E’ “un grande onore possedere un campo”, dice, in un verso famoso, Charles de Pomairols. Non fa riferimento alla produttività. Il podere, il campo, la casa, il giardino richiamano la proprietà per ragioni di equilibrio personale e familiare, nelle quali si alimentano le migliori possibilità dell’ordine sociale, della pace e della civiltà. L’economia ne trarrà vantaggi; non vi è interessata né in prima né in ultima istanza.

VII.

Poiché il capitalismo individualistico e liberale ha privato della proprietà un numero eccessivo di individui, il comunismo propone di privarne tutti – come se la generalizzazione del male costituisse la cura. Evidentemente la buona soluzione consiste nel contrario: assicurare la proprietà a tutti. Patrimonio familiare, patrimonio corporativo, patrimonio nazionale e universale – ecco la vera formula. Il denaro ostacola la proprietà normale solamente se lo si lascia svolgere in libertà. Ma non vi è niente di più facile che assegnare delle regole alle sue fantasie. Il capitalismo ha assunto questo aspetto odioso perché è nato e si è sviluppato all’interno di una filosofia utilitaristica. Uno spirito nuovo e strutture modificate possono perfettamente salvare le verità che contiene in materia di proprietà.

VIII.

Poiché la proprietà manifesta le disuguaglianze naturali, si tende a vedere in essa la causa di queste disuguaglianze. La realtà è diversa; è proprio il contrario. Infatti, se è vero che il liberalismo ha potuto fare della proprietà uno strumento di disuguaglianza, la proprietà sanamente intesa e orientata ai veri fini della persona attenua la disuguaguanza. Proprio nella misura in cui è riconosciuta come aiuto della persona, in vista del suo compimento, la proprietà tempera, a vantaggio della giustizia, i ritmi di una evoluzione economica più o meno caotica.

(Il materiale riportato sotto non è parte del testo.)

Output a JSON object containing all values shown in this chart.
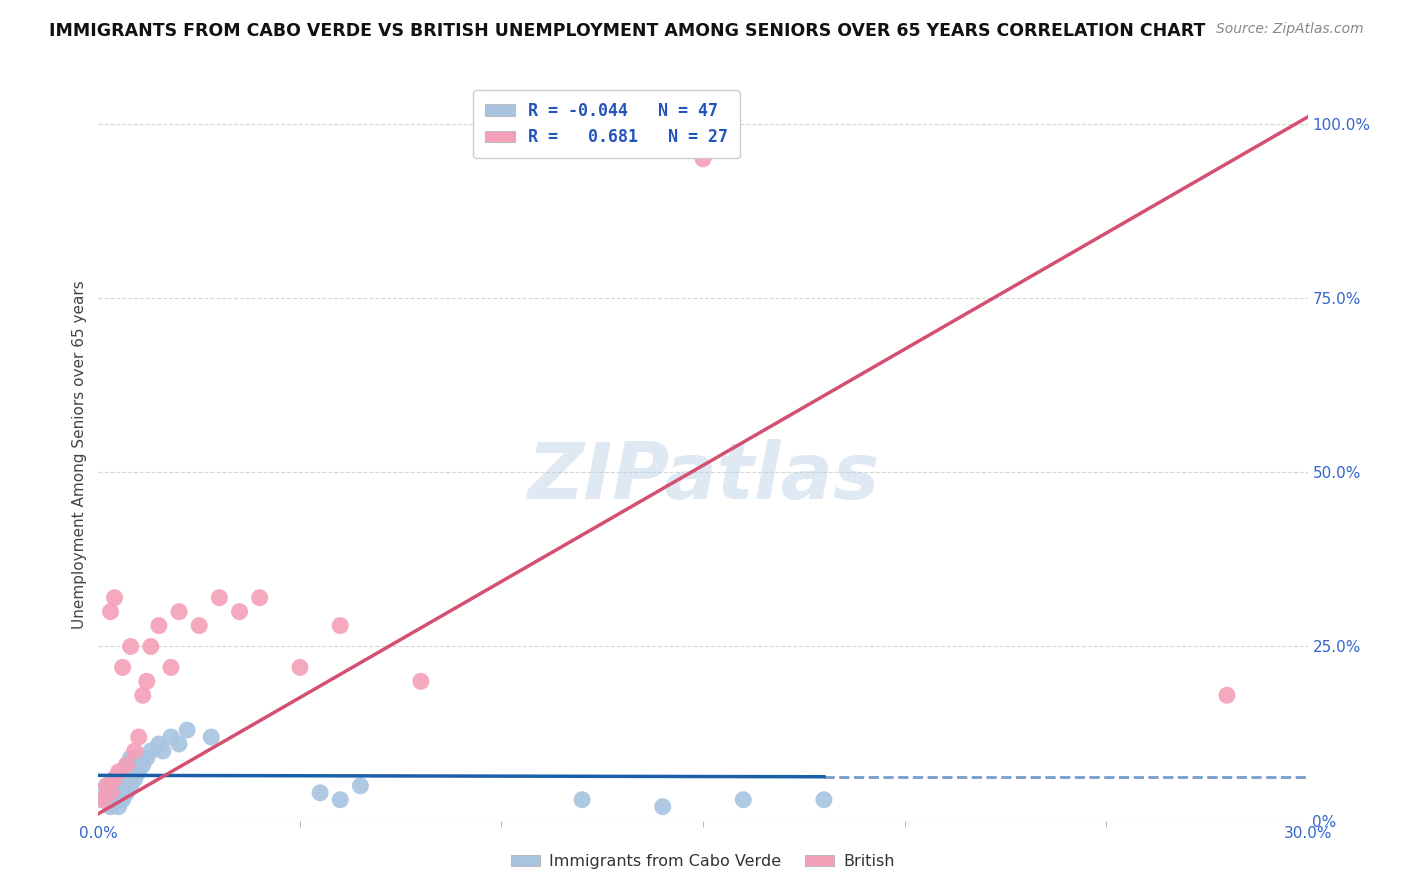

Essa evita le catastrofi delle regressioni brutali (crisi, guerre, ecc.), grazie alle riserve che assicura a tutti i livelli della società. Essa modera il progresso tecnico naturalmente disordinato, orientandolo a soddisfare i molteplici bisogni umani. Essa favorisce anche lo sviluppo normale della popolazione, associando a fini secondari legittimi le decisioni procreative che, per i più, non saprebbero trovare nella sola coscienza o, nella, ragione pura un equilibrio normale all’istinto biologico.

Tale è la proprietà, o tale dovrebbe essere. Si pensi alla lingua di Esopo. E al fatto che, tagliandola, si pone fine, evidentemente, al pettegolezzo e alla maldicenza. Ma, ciononostante, non è il procedimento generalmente seguito dagli educatori. Niente impedisce di rendere alla proprietà la sua virtù. Basta una dottrina precisa e la volontà di tradurre questa dottrina in pratica.